The media loved the Frankel case. A search of his Greenwich home had uncovered an enormous stash of pornography, a Ouija board, and printed reminders to shred documents and to check on jurisdictions that did not have extradition treaties with the U.S.6 Still, the Vatican Bank ultimately deflected inquiries about its own civil liability. The IOR instead blamed any wrongdoing on the two American priests, claiming as Marcinkus had a decade earlier, that it was the unwitting victim of sophisticated con men. In one of its most impolitic defenses, Vatican spokesman Joaquín Navarro-Valls downplayed Colagiovanni’s status by saying he was merely a “pensioner” and dismissed Jacobs as an “ex-Jew.” Father Jacobs had a Jewish father, although his mother was Catholic; he converted to Catholicism in his twenties, was baptized, and ordained a priest in 1955.7 As for the wayward foundation, Navarro-Valls said it “does not have any relationship with it [the Vatican] whatsoever.”

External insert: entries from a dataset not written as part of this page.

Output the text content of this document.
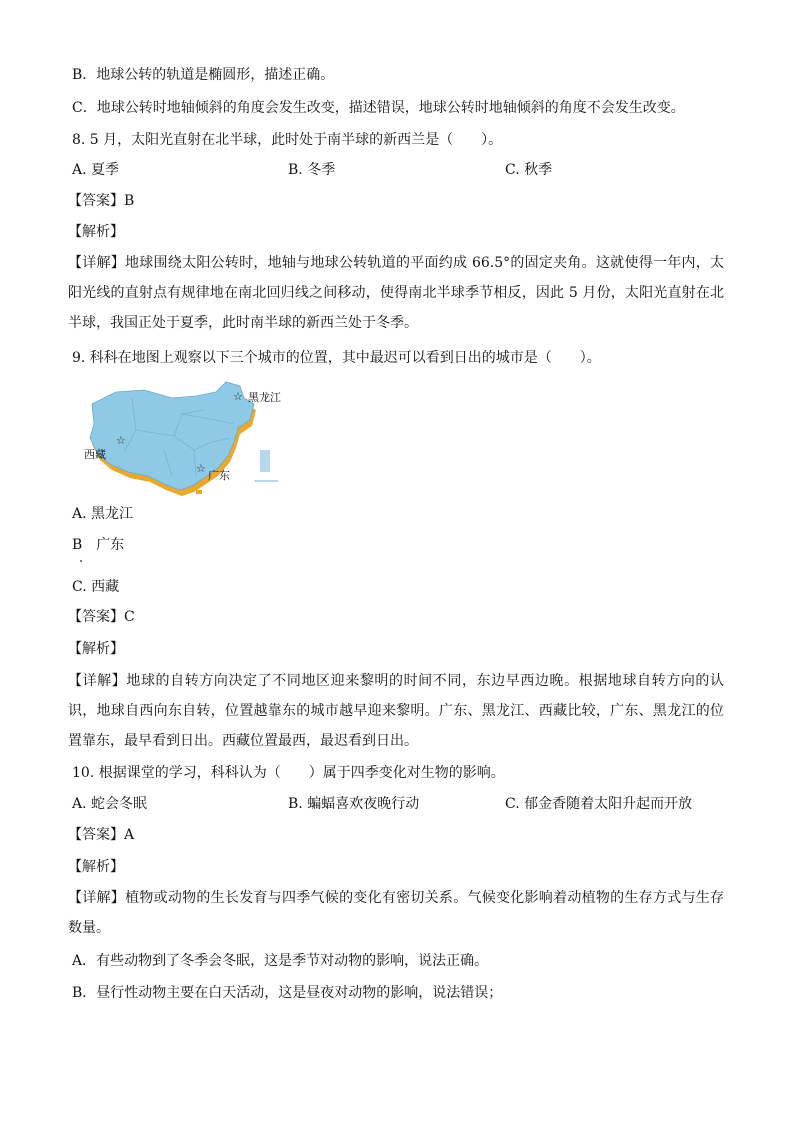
B．地球公转的轨道是椭圆形，描述正确。
C．地球公转时地轴倾斜的角度会发生改变，描述错误，地球公转时地轴倾斜的角度不会发生改变。
8. 5 月，太阳光直射在北半球，此时处于南半球的新西兰是（　　）。
A. 夏季	B. 冬季	C. 秋季
【答案】B
【解析】
【详解】地球围绕太阳公转时，地轴与地球公转轨道的平面约成 66.5°的固定夹角。这就使得一年内，太阳光线的直射点有规律地在南北回归线之间移动，使得南北半球季节相反，因此 5 月份，太阳光直射在北半球，我国正处于夏季，此时南半球的新西兰处于冬季。
9. 科科在地图上观察以下三个城市的位置，其中最迟可以看到日出的城市是（　　）。
☆
☆
☆
黑龙江
西藏
广东
A. 黑龙江
B　广东
C. 西藏
【答案】C
【解析】
【详解】地球的自转方向决定了不同地区迎来黎明的时间不同，东边早西边晚。根据地球自转方向的认识，地球自西向东自转，位置越靠东的城市越早迎来黎明。广东、黑龙江、西藏比较，广东、黑龙江的位置靠东，最早看到日出。西藏位置最西，最迟看到日出。
10. 根据课堂的学习，科科认为（　　）属于四季变化对生物的影响。
A. 蛇会冬眠	B. 蝙蝠喜欢夜晚行动	C. 郁金香随着太阳升起而开放
【答案】A
【解析】
【详解】植物或动物的生长发育与四季气候的变化有密切关系。气候变化影响着动植物的生存方式与生存数量。
A．有些动物到了冬季会冬眠，这是季节对动物的影响，说法正确。
B．昼行性动物主要在白天活动，这是昼夜对动物的影响，说法错误；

The Frankel probe was another reminder to Caloia that even after nine years he did not have full control of the bank’s numbered foundation accounts. It was the same issue that had frustrated him with Monsignor De Bonis and the Cardinal Francis Spellman Foundation. Whenever Caloia thought he had made improvements, something like the Frankel scandal mocked his lack of progress.
Even though Caloia drilled down inside the IOR to find out what had gone wrong with Frankel, his focus in 1999 was on ensuring that the Pope appoint him for another five-year tenure. His term was set to expire that October, and his opponents were anxious to find a replacement.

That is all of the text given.